Sana hepsinden çok yalvardığım şudur: Türk’ü Yalakalıktan kurtar. Yalakalık emsali vasıtalara zengin olmaktan koru! Türk’e kötü para hırsı verme! Yalakaları yok et!

Batı Asya’nın çoğunu ele geçiren Moğol hükümdarı İlhanlılar’ın kurucusu Hülagü’nün İran ve Batı Ülkelerine genel vali olarak atanması üzerine, Batı Moğol orduları kumandanı Baycu Noyan yerinden ayrılmak zorunda kalarak, Anadolu’ya gelmeye karar verdi. Baycu’nun askerleri aileleri ile birlikte Anadolu’da sürekli olarak oturmak üzere yola çıktılar. Moğollar Kösedağ savaşından sonra ilk defa  askeri bir güç ile Anadolu’ya geliyorlardı. Selçukluların Moğol beylerinin sonu gelmez isteklerine katlanmaları çok zordu. Selçuklu sultanı Keykavus, Moğollara karşı koymak için hazırlık yaptı. Ancak orduya komutanlık etmekten korktu. 1256 yılında Selçuklu ordusu, Konya Aksaray arasında Sultan Hanı yakınında ağır bir yenilgiye uğradı. 1257 yılında Baycu, Bağdat seferi için Anadolu’dan ayrılınca Keykavus Hülagü’nün yanına giderek kendisini af etmesini istedi. Selçuklu hükümdarı kendisini af ettirmek amacı ile Hülagü’ye sunduğu bir çizmenin tabanına kendi resmini yaptırmıştı. Türk tarihinde yalakalık yapmanın ilk örneklerinden bu davranış oldu.  

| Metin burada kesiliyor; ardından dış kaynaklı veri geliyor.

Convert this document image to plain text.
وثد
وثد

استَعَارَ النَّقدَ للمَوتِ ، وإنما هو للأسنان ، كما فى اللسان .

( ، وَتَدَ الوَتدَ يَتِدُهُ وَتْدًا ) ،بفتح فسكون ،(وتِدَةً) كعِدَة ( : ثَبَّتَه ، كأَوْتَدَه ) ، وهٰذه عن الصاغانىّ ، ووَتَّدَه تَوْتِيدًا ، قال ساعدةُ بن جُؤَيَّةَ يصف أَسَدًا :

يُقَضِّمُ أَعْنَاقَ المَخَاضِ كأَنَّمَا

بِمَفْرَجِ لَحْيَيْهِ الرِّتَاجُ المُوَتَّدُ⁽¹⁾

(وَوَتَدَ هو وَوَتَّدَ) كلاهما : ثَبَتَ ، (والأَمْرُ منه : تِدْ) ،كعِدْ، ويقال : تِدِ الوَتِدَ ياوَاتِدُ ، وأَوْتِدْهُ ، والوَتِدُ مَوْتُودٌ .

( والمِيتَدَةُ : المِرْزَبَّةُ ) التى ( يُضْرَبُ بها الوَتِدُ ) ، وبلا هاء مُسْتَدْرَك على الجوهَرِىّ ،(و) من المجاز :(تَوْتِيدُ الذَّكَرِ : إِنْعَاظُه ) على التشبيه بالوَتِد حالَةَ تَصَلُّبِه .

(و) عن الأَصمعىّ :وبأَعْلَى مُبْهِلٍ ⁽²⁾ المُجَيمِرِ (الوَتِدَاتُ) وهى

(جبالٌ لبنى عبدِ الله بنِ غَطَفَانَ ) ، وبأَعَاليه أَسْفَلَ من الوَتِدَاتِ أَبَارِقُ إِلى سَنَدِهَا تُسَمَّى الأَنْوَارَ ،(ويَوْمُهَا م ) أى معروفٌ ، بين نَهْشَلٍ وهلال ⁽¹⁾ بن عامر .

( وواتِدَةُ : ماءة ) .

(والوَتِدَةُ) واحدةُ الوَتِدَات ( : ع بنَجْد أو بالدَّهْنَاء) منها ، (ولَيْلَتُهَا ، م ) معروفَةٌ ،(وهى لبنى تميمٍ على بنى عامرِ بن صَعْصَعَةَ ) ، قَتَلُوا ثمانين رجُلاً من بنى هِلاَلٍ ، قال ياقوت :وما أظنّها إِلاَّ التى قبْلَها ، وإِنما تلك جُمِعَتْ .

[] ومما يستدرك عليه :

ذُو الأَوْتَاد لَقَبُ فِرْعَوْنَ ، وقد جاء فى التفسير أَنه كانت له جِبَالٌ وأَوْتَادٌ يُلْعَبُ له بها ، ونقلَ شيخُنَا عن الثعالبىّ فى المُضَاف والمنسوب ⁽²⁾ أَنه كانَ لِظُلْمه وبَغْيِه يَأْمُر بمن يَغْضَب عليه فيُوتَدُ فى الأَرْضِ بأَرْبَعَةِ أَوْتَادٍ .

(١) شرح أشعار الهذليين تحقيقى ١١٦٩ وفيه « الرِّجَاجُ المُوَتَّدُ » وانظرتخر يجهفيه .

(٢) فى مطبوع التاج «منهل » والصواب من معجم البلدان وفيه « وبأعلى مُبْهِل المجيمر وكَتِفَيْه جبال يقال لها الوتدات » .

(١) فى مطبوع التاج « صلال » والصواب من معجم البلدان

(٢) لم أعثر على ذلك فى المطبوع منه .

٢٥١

Halil İnancık, ‘Patrimonial Devlet ve Sanat Üzerinde Sosyolojik Bir İnceleme’ alt başlığı ile ‘Şair ve Patron’ adlı eserinde; üzerinde koruyucu tavrı bulunan hükümdarların özellikle dönem şairlerinin ortaya koydukları eserlerde kendilerini hissettirdiklerini belirtir. “Patrimonial devlette her türlü nimet ve mertebe, yalnız ve yalnız hükümdardan kaynaklandığı için buna erişmek isteyen namzetler arasında kıyasıya bir rekabet, haset, entrika ve yaltakçılık egemendi ve toplumun ahlakını ya da ahlaksızlığını oluştururdu. Osmanlı Vekayinameleri ve Şua’ra  Tezkiyeleri bu acımasız rekabet ve çekişmelerin hikayeleriyle doludur.” İnalcık, Osmanlı klasik şarileri üzerinde etkili olduğunu söylediği patronaj sisteminde, koruyan ile korunan arasındaki koruyucu tavrı belirleyen ilişkileri de irdeleyerek şu soruyu soruyor, “Bu arada ilişkide patron kurduğu kişiye nasıl ihsanda bulunuyor?” İnalcık buna cevabını şu sözlerle vermektedir: “Bir eser veya kaside yazar sahibine, patronun inayeti türlü biçimlerde kendini gösterir. Sultan mesleğine göre, münşi ise katiliğe, ulemadan ise müderrislik, kadılık gibi bir ilmiye mansıbına veya vakıf hizmetine tayın eder; asker ise tımar, zeamet veya hassına teraki verir. Kaside sunan şairlere cai’ze, çoğu zaman gümüş akçe (nadiren altın sikke) olarak ve yünlü veya ipekli hi’lat verilirdi. Divan dilinde ulema ve şairlere yapılan para bağışına, in’am, ca’ize hil’ata came denir. Genelde ca’ize, 1000 ila 3000 akça (20-60 altın) arasında değişirdi.”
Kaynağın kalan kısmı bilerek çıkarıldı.